Electronic – Determine the node voltages va and vb for the circuit

circuit analysis

enter image description here

I set up the equations $$ -\frac{V_a}{4\Omega} – 3A – \frac{V_a – V_b}{2\Omega} = 0 \\\frac{V_a – V_b}{2\Omega} + \frac{V_b}{3\Omega} + 4\Omega = 0$$
However when I row reduce them I get $$V_a = -12 \\V_b = -12 $$
but the solution is: enter image description here

Best Answer

Just set it up and knock them down. The left side of the initial equation, for each node I set up, will be the currents leaving the node. The right side will be the currents entering the node.

Node 'a' first:

$$\begin{align*} \frac{V_a}{4\Omega}+\frac{V_a}{2\Omega}+3A&=\frac{0V}{4\Omega}+\frac{V_b}{2\Omega} \\ V_a\cdot\left(\frac{1}{4\Omega}+\frac{1}{2\Omega}\right)+V_b\cdot\left(\frac{-1}{2\Omega}\right)&=-3A \end{align*}$$

Node 'b' now: $$\begin{align*} \frac{V_b}{2\Omega}+\frac{V_b}{3\Omega}&=4A+\frac{V_a}{2\Omega}+\frac{0V}{3\Omega} \\ V_a\cdot\left(\frac{-1}{2\Omega}\right)+V_b\cdot\left(\frac{1}{2\Omega}+\frac{1}{3\Omega}\right)&=4A \end{align*}$$

Those are your two equations in two unknowns. In this case, \$V_a=-1\tfrac{1}{3}V\$ and \$V_b=4V\$, if I did things right.

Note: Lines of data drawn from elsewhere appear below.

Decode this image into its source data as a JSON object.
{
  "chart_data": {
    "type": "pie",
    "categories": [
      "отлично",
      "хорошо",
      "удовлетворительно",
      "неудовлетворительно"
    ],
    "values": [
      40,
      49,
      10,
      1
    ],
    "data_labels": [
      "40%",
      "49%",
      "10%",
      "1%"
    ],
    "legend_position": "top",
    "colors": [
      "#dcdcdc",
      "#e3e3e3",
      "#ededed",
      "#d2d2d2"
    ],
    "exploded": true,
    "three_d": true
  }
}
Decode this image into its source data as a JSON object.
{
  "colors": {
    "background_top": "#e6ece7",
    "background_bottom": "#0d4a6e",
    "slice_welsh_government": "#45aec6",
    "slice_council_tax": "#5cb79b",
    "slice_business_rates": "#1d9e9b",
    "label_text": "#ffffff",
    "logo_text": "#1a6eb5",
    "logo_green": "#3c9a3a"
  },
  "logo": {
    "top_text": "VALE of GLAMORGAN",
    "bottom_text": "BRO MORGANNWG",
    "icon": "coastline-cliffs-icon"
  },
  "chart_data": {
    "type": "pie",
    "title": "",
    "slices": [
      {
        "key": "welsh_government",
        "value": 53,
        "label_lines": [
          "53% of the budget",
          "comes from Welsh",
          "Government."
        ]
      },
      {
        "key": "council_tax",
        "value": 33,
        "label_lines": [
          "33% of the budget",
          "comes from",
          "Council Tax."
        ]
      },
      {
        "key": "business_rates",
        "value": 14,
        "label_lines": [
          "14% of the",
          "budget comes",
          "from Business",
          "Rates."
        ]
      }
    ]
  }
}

I can reconstitute my equation form into yours, more or less, as:

$$\begin{align*} \frac{V_a}{4\Omega}+\frac{V_a-V_b}{2\Omega}+3A&=0 \\ \frac{V_b-V_a}{2\Omega}+\frac{V_b}{3\Omega}-4A&=0 \end{align*}$$

Or, in negated form:

$$\begin{align*} -\frac{V_a}{4\Omega}-\frac{V_a-V_b}{2\Omega}-3A&=0 \\ \frac{V_a-V_b}{2\Omega}-\frac{V_b}{3\Omega}+4A&=0 \end{align*}$$

Perhaps you can see the differences here? This last equation pair looks like yours except for the sign of \$\tfrac{V_b}{3\Omega}\$. Probably, because you failed to realize it was \$\tfrac{0V-V_b}{3\Omega}\$, as a guess.

Let me know if you need me to walk slowly through how I set up the initial equations.